The Minimum Revenue Provision or Why More UK Councils Aren't Bankrupt
Created | Updated Jul 15, 2012
Pioz is a Spanish village that has become famous for having debts that will take over 7,000 years to repay. The swimming pool (funded by borrowing) has had to be closed and the street lighting turned off. This shouldn't happen in the UK because of a little known quirk of local government finance known as the Minimum Revenue Provision.
Local authorities can borrow money for long term projects; historically this has been managed by central government granting capital approvals for borrowing. These approvals looked at the total level of debt for the authority; did it seem likely that the authority could manage that level of debt?
Prior to the introduction of the Minimum Revenue Provision there was an accusation that councillors1 were taking out loans to fund projects but not making provision to repay the loans. So a councillor would build a shiny new leisure centre in his/her ward, the voters would all be pleased: 'yeah new leisure centre'. The loan would be taken out on a 25-year interest-only basis, so the people enjoying the new leisure centre would only see that interest cost hitting their council tax. In 25 years' time when the loan fell due, the councillors who'd voted for the new leisure centre would be gone and the leisure centre would no longer be shiny.

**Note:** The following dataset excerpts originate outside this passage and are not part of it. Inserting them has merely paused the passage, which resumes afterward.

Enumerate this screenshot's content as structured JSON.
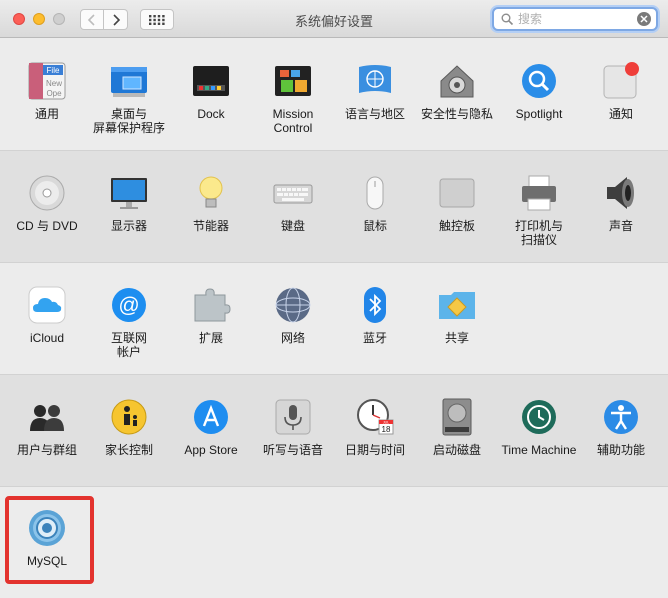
{
  "window": {
    "title": "系统偏好设置"
  },
  "search": {
    "placeholder": "搜索"
  },
  "rows": [
    [
      "通用",
      "桌面与\n屏幕保护程序",
      "Dock",
      "Mission\nControl",
      "语言与地区",
      "安全性与隐私",
      "Spotlight",
      "通知"
    ],
    [
      "CD 与 DVD",
      "显示器",
      "节能器",
      "键盘",
      "鼠标",
      "触控板",
      "打印机与\n扫描仪",
      "声音"
    ],
    [
      "iCloud",
      "互联网\n帐户",
      "扩展",
      "网络",
      "蓝牙",
      "共享"
    ],
    [
      "用户与群组",
      "家长控制",
      "App Store",
      "听写与语音",
      "日期与时间",
      "启动磁盘",
      "Time Machine",
      "辅助功能"
    ],
    [
      "MySQL"
    ]
  ],
  "icons": {
    "general": {
      "text": [
        "File",
        "New",
        "Ope"
      ]
    },
    "datetime": {
      "month": "JUL",
      "day": "18"
    }
  },
  "colors": {
    "highlight": "#e3332e",
    "search_focus": "#7ea8e4"
  }
}
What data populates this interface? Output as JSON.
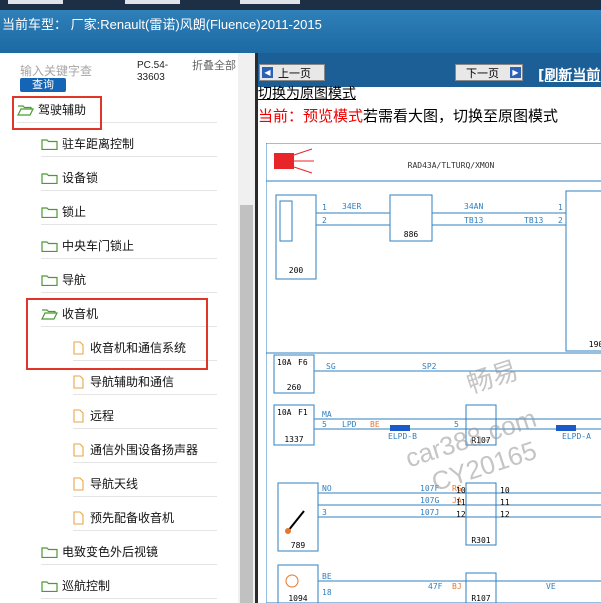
{
  "header": {
    "vehicle_text": "当前车型： 厂家:Renault(雷诺)风朗(Fluence)2011-2015"
  },
  "sidebar": {
    "search_placeholder": "输入关键字查",
    "query_label": "查询",
    "code": "PC.54-33603",
    "collapse_all_label": "折叠全部",
    "items": [
      {
        "label": "驾驶辅助",
        "type": "folder",
        "level": 0,
        "open": true,
        "highlighted": true
      },
      {
        "label": "驻车距离控制",
        "type": "folder",
        "level": 1
      },
      {
        "label": "设备锁",
        "type": "folder",
        "level": 1
      },
      {
        "label": "锁止",
        "type": "folder",
        "level": 1
      },
      {
        "label": "中央车门锁止",
        "type": "folder",
        "level": 1
      },
      {
        "label": "导航",
        "type": "folder",
        "level": 1
      },
      {
        "label": "收音机",
        "type": "folder",
        "level": 1,
        "open": true,
        "highlighted": true
      },
      {
        "label": "收音机和通信系统",
        "type": "page",
        "level": 2,
        "highlighted": true
      },
      {
        "label": "导航辅助和通信",
        "type": "page",
        "level": 2
      },
      {
        "label": "远程",
        "type": "page",
        "level": 2
      },
      {
        "label": "通信外围设备扬声器",
        "type": "page",
        "level": 2
      },
      {
        "label": "导航天线",
        "type": "page",
        "level": 2
      },
      {
        "label": "预先配备收音机",
        "type": "page",
        "level": 2
      },
      {
        "label": "电致变色外后视镜",
        "type": "folder",
        "level": 1
      },
      {
        "label": "巡航控制",
        "type": "folder",
        "level": 1
      }
    ]
  },
  "viewer": {
    "prev_label": "上一页",
    "next_label": "下一页",
    "refresh_label": "[刷新当前",
    "switch_link": "切换为原图模式",
    "mode_label": "当前：",
    "mode_value": "预览模式",
    "mode_hint": "若需看大图，切换至原图模式"
  },
  "diagram": {
    "title": "RAD43A/TLTURQ/XMON",
    "components": [
      "200",
      "886",
      "190",
      "260",
      "1337",
      "789",
      "1094"
    ],
    "relays": [
      "R107",
      "R301",
      "R107"
    ],
    "fuses": [
      {
        "rating": "10A",
        "id": "F6"
      },
      {
        "rating": "10A",
        "id": "F1"
      }
    ],
    "wire_labels": [
      "34ER",
      "34AN",
      "TB13",
      "TB13",
      "SG",
      "SP2",
      "MA",
      "LPD",
      "BE",
      "ELPD-B",
      "ELPD-A",
      "NO",
      "107F",
      "107G",
      "107J",
      "RG",
      "JA",
      "BE",
      "47F",
      "VE",
      "BJ",
      "18"
    ],
    "pins": [
      "1",
      "2",
      "1",
      "2",
      "3",
      "5",
      "5",
      "10",
      "11",
      "12",
      "10",
      "11",
      "12"
    ]
  },
  "watermark": [
    "畅易",
    "car388.com",
    "CY20165"
  ],
  "colors": {
    "header": "#1f6fab",
    "nav_bar": "#1c5f96",
    "highlight_box": "#e0362a",
    "query_button": "#1565b6",
    "mode_text": "#e00000",
    "diagram_lines": "#2f7fc0"
  }
}
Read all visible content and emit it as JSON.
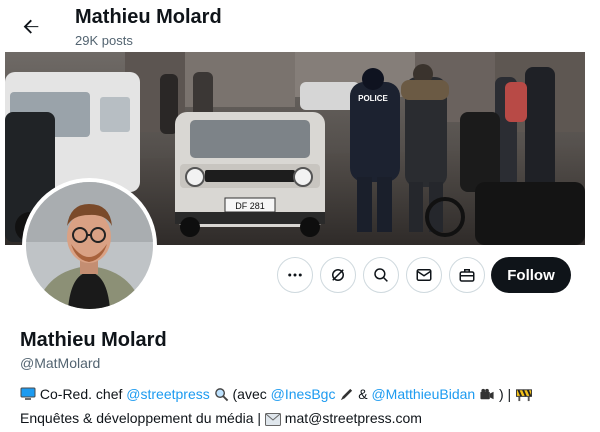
{
  "header": {
    "name": "Mathieu Molard",
    "posts": "29K posts"
  },
  "banner": {
    "police_text": "POLICE",
    "plate_text": "DF 281"
  },
  "actions": {
    "follow_label": "Follow"
  },
  "profile": {
    "name": "Mathieu Molard",
    "handle": "@MatMolard"
  },
  "bio": {
    "line1_part1": "Co-Red. chef ",
    "mention_streetpress": "@streetpress",
    "line1_part2": " (avec ",
    "mention_ines": "@InesBgc",
    "line1_part3": " & ",
    "mention_matthieu": "@MatthieuBidan",
    "line1_part4": " ) | ",
    "line2_part1": "Enquêtes & développement du média  | ",
    "line2_part2": " mat@streetpress.com"
  },
  "colors": {
    "accent": "#1d9bf0",
    "follow_bg": "#0f1419",
    "secondary_text": "#536471"
  }
}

Every year in the local authority accounts something called the Minimum Revenue Provision is charged. This was introduced in the 1989 Local Government and Housing Act and is an important part of making councils accountable to council tax payers.
The Minimum Revenue Provision requires councils to charge approximately 4% of outstanding debt to the council tax payer in each year, thus those who benefit from the leisure centre also bear the cost. Local authorities do not have to repay 4% of borrowing each year; they will try to manage their borrowing to keep costs down. Local authorities may still borrow money over 25 years on an interest-only basis. The Minimum Revenue Provision is put aside in a protected reserve to repay debt when it falls due.
This provision is unique to local authorities and explains partly why local authority debt could be considered different from central government debt.
As a tool to hold local authorities accountable for the money they borrow, it fails in one major aspect: hardly anybody has ever heard of it.